Friday, 15 Nov 2024

Cuba’s acclaimed health system reels as the virus surges.

Cuba’s health care system, long a source of national pride, is in acute distress, particularly in distant provinces.

After fending off the coronavirus last year, Cuba has been ravaged this summer by the highly contagious Delta variant, which has sent case rates soaring and swamped the country’s medical system.

More than 8,600 new cases were reported on Tuesday, about six times as many as the number of new cases just two months ago, according to Ministry of Health figures.

Oxygen supplies for Covid-19 patients are running low, and the factory that produces the nation’s canisters is currently shut down.

Mortuaries and crematories have been overwhelmed. The city of Guantánamo, for example, is dealing with a surge of deaths that on some days climbs to about eight times the usual number, a government official said.

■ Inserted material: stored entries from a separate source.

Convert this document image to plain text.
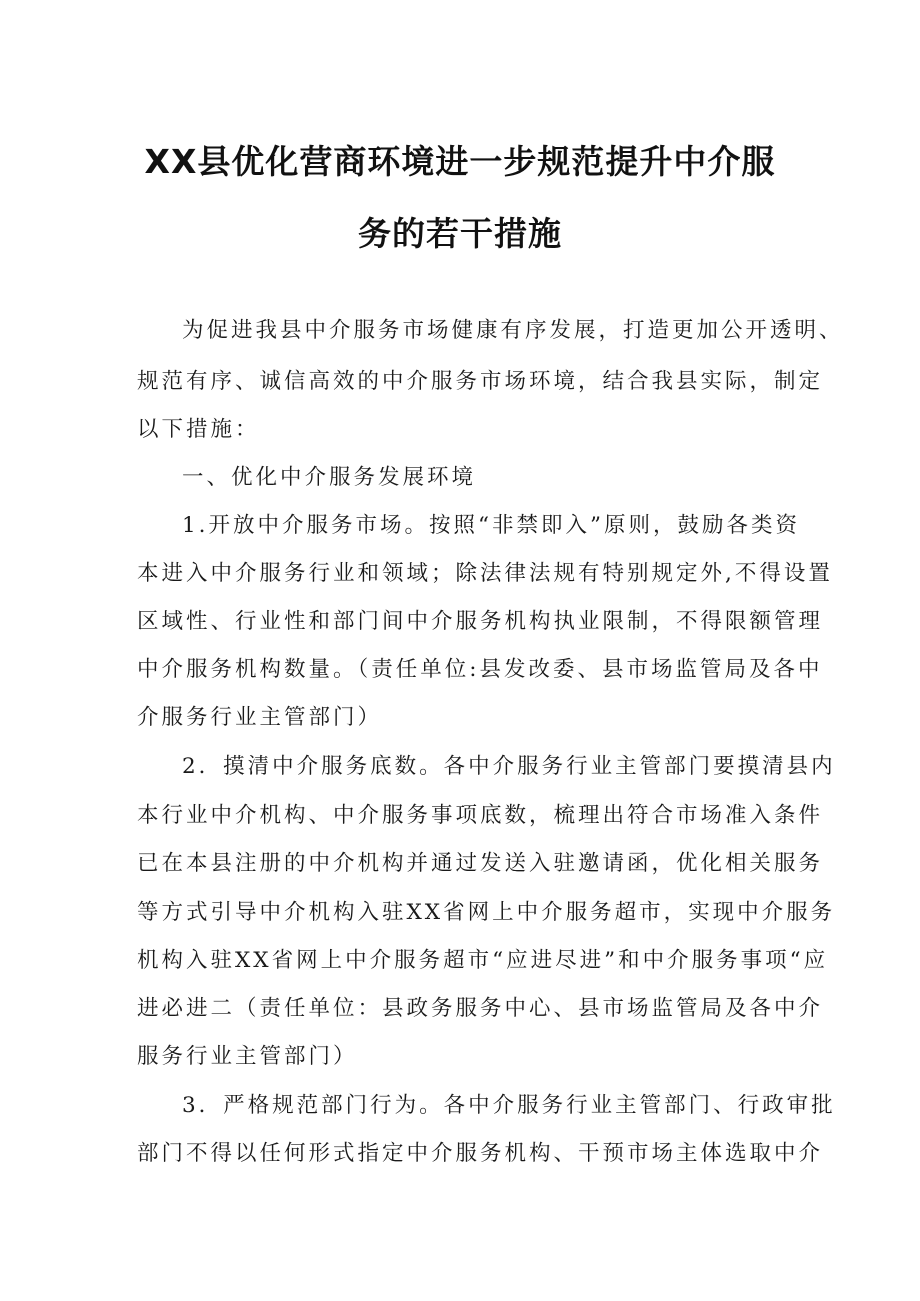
XX县优化营商环境进一步规范提升中介服
务的若干措施
为促进我县中介服务市场健康有序发展，打造更加公开透明、
规范有序、诚信高效的中介服务市场环境，结合我县实际，制定
以下措施：
一、优化中介服务发展环境
1.开放中介服务市场。按照“非禁即入”原则，鼓励各类资
本进入中介服务行业和领域；除法律法规有特别规定外,不得设置
区域性、行业性和部门间中介服务机构执业限制，不得限额管理
中介服务机构数量。（责任单位:县发改委、县市场监管局及各中
介服务行业主管部门）
2．摸清中介服务底数。各中介服务行业主管部门要摸清县内
本行业中介机构、中介服务事项底数，梳理出符合市场准入条件
已在本县注册的中介机构并通过发送入驻邀请函，优化相关服务
等方式引导中介机构入驻XX省网上中介服务超市，实现中介服务
机构入驻XX省网上中介服务超市“应进尽进”和中介服务事项“应
进必进二（责任单位：县政务服务中心、县市场监管局及各中介
服务行业主管部门）
3．严格规范部门行为。各中介服务行业主管部门、行政审批
部门不得以任何形式指定中介服务机构、干预市场主体选取中介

Cubans are posting heart-wrenching videos of dead relatives, saying that their loved ones died for lack of medical care.

This past weekend, after Cuba’s prime minister, Manuel Marrero Cruz, said that Cubans were complaining more about doctors and their poor service than they were about the shortages, nearly two dozen young physicians and medical students took to social media to state, one by one: “I am publicly declaring that doctors are not to blame for the collapse of the public health system.”

The move was a daring step in Cuba, where any public show of discontent may result in the loss of employment or even prison.

Cuba’s president, Miguel Díaz-Canel Bermúdez, acknowledged recently that the pandemic had “exceeded the capacity” of the Cuban health care system, but he blamed the U.S. trade embargo for the shortages the country suffers.

While the pandemic has strained medical systems around the world, the calamity in Cuba is particularly significant because the government has for decades held its free health care system up as a signal accomplishment of the socialist revolution. But the growing crisis has revealed a frayed system that, while often producing medical breakthroughs, is also denounced as ill-equipped and underfunded.

The Cuban Ministry of Health did not respond to several requests for comment.

Alexander J. Figueredo Izaguirre, a doctor in the Cuban province of Granma, said he was fired this year after he criticized the poor state of the country’s hospitals following the death of his grandfather.

“The funeral homes can’t cope, the hospitals can’t cope, the clinics can’t cope,” he said. “We have been struggling for a year and a half in this battle against this disease — without weapons — when hundreds and thousands of people are dying.”